Why does Augustine not name Victorinus here, if he believes the latter's Against Arius contains such a danger to piety? The answer is not difficult to discern. Augustine's default method when disagreeing with confreres is to assault their position but not their person, to the extent of not even naming them. Presumably the driving concern is that Christians should correct each other without publicly humiliating one another (cf. Matt 18:15). Moreover, the danger was slight, if Jerome's complaint is indicative of the general reaction. Few people, apparently, were actually soldiering through Victorinus’ difficult treatise. Those who did were also likely also to read Augustine's On the Trinity.
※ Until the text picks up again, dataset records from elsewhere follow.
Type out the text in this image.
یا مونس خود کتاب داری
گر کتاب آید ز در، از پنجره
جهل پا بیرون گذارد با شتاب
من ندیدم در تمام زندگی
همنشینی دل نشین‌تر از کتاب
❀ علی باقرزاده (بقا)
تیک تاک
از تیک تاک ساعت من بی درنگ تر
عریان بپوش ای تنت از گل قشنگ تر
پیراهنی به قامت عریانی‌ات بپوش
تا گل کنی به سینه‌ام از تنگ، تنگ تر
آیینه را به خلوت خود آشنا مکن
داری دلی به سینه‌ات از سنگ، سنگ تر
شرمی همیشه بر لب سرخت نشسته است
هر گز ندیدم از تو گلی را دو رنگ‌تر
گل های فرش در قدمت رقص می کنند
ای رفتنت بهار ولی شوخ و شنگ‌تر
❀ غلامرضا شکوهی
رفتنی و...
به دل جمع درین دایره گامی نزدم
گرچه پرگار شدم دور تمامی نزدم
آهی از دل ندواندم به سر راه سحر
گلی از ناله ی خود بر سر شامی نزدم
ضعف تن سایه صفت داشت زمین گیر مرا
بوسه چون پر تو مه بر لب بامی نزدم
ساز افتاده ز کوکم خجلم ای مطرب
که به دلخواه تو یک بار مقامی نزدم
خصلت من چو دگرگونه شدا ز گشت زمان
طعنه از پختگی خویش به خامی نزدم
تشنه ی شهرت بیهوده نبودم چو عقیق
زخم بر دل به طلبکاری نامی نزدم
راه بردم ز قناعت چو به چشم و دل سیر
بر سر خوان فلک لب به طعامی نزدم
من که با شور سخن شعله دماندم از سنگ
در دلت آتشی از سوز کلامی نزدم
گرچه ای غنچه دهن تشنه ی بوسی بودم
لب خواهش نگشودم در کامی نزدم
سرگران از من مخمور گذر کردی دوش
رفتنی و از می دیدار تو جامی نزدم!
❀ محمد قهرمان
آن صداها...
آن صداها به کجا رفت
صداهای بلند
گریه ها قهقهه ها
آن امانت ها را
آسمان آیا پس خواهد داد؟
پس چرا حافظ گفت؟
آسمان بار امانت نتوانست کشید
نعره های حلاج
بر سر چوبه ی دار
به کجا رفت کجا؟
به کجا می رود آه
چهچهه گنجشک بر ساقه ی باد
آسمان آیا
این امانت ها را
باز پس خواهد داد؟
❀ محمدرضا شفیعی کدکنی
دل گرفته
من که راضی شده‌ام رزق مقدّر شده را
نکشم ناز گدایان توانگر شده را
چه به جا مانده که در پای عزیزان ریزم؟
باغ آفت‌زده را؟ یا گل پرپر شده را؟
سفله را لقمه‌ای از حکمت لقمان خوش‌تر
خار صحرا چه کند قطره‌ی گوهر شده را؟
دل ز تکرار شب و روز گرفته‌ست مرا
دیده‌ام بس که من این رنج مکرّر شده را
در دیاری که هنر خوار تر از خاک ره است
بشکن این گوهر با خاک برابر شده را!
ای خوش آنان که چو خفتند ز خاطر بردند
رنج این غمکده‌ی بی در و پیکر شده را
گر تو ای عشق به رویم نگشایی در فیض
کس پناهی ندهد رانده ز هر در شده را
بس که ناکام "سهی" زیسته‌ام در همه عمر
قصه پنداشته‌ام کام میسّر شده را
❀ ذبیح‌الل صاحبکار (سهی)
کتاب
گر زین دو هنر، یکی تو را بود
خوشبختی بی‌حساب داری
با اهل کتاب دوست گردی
And there they would find a clear correction.
Conclusions
We have seen that the Arian controversy, which is the historical context for Victorinus’ metaphysical treatises, was an occasion for him to develop his own trinitarian metaphysics. He participated in the tradition of commentary on Aristotle as well as that of Neoplatonic speculation about transcendent being. His particular model of ‘consubstantiality’ that we have just examined was important in the West even though it was rejected in what became the mainstream position. It sharpened Augustine's own speculations, the influence of which have been unmatched in the history of Western theology.